More than 60 percent of the neurons responded to features of speech. Some responded to the beginning of a sentence; some neurons tuned to fricative consonants such as “s,” others to plosive consonants such as “b.” Neurons at similar depths tended to prefer similar phoneme groups or speech cues, but these preferences changed across the depths.

Though most neurons at each Neuropixels location tuned to a dominant speech feature such as pitch or speech onset, roughly 25 to 50 percent of cells in each location encoded other speech features. “That is very different from a lot of the sort of canonical views of cortical columns in primary sensory areas,” says lead investigator Matthew Leonard, associate professor of neurological surgery at the University of California, San Francisco. It points to “a really strong role for local computation,” he adds. The study was published in Nature in December.

The 451st neuron to emerge from the data when the team sorted them according to spike patterns—a cell subsequently dubbed “Ray” after Ray Bradbury, the author of “Fahrenheit 451,”—typified the heterogeneous response, Leonard says. Ray responded to many speech features but had a penchant for certain vowel sounds.

Activity from Ray and neighboring neurons located 4 to 6 millimeters below the brain’s surface correlated well with high-frequency electrocorticography (ECoG) recordings collected from electrodes placed directly on the brain’s surface just prior to inserting the Neuropixels probes, the results show.

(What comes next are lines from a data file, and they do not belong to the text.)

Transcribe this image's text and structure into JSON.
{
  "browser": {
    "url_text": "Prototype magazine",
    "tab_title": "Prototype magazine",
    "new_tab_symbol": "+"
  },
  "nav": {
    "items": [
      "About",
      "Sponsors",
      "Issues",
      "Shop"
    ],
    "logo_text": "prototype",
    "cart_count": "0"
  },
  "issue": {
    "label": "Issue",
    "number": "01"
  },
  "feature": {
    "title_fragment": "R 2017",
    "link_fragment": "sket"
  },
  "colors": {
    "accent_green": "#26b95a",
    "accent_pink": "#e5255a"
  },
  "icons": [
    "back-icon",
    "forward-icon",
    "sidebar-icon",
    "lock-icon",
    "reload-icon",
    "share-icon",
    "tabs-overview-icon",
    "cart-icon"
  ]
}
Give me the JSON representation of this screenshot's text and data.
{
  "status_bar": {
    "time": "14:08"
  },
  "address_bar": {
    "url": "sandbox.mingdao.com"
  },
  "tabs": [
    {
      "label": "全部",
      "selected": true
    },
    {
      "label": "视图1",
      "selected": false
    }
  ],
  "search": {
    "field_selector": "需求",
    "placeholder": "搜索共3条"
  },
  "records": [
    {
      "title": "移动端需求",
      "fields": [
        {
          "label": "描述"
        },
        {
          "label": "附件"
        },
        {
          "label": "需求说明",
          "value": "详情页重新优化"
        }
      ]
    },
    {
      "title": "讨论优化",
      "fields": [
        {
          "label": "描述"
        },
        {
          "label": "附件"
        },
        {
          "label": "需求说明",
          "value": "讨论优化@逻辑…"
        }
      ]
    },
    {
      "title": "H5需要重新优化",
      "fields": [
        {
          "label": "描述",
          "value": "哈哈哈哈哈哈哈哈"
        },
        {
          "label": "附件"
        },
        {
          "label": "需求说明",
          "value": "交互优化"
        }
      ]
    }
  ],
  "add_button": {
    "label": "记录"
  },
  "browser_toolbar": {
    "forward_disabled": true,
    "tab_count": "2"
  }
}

Neurons in the upper layers of the cortex might be expected to contribute most to the ECoG recordings, says Nourski, who uses ECoG recordings to study audition. Yet, like a house with quiet neighbors upstairs and raucous partiers on the ground floor, “even if you’re standing on the roof, you’ll hear more from the party animals,” Nourski says. “[It’s] something that makes you think, well, what kind of noisy neighbors are those?”

Although single-neuron-level human brain studies have “an inherent cool factor,” the San Francisco team did well to verify the match between ECoG and Neuropixels data, Federmeier says. Research based on Neuropixels is limited by the rare availability of willing and qualifying neurosurgery participants.

“I cannot run out and do Neuropixels on my undergraduates,” she adds.

The Neuropixels experiments were costly and among the most technically challenging his lab has ever conducted, Leonard says, so he understands why some of his peers question whether human speech studies using Neuropixels are worth it. “For us, I will say it’s definitely worth it compared to trying to do this on a different scale.”

The extent to which principles illuminated at the single-neuron level explain language rules such as grammar and semantic processes remains an interesting and open question, says Elliot Murphy, a postdoctoral neurosurgery researcher at University of Texas Health Science Center, who wasn’t involved in either study. “It would be really cool to try and adjudicate between different high-order theories based on information provided at the single-unit level,” he says.

Ultimately, both groups say the goal is to understanding language at the level of individual neurons. Leonard says he plans to study the transformation from sounds to “our personal perception of it” within the cortical columns of the superior temporal gyrus. Williams says his future studies will explore comprehension of “complex strings of words that come together to build phrases and sentences.”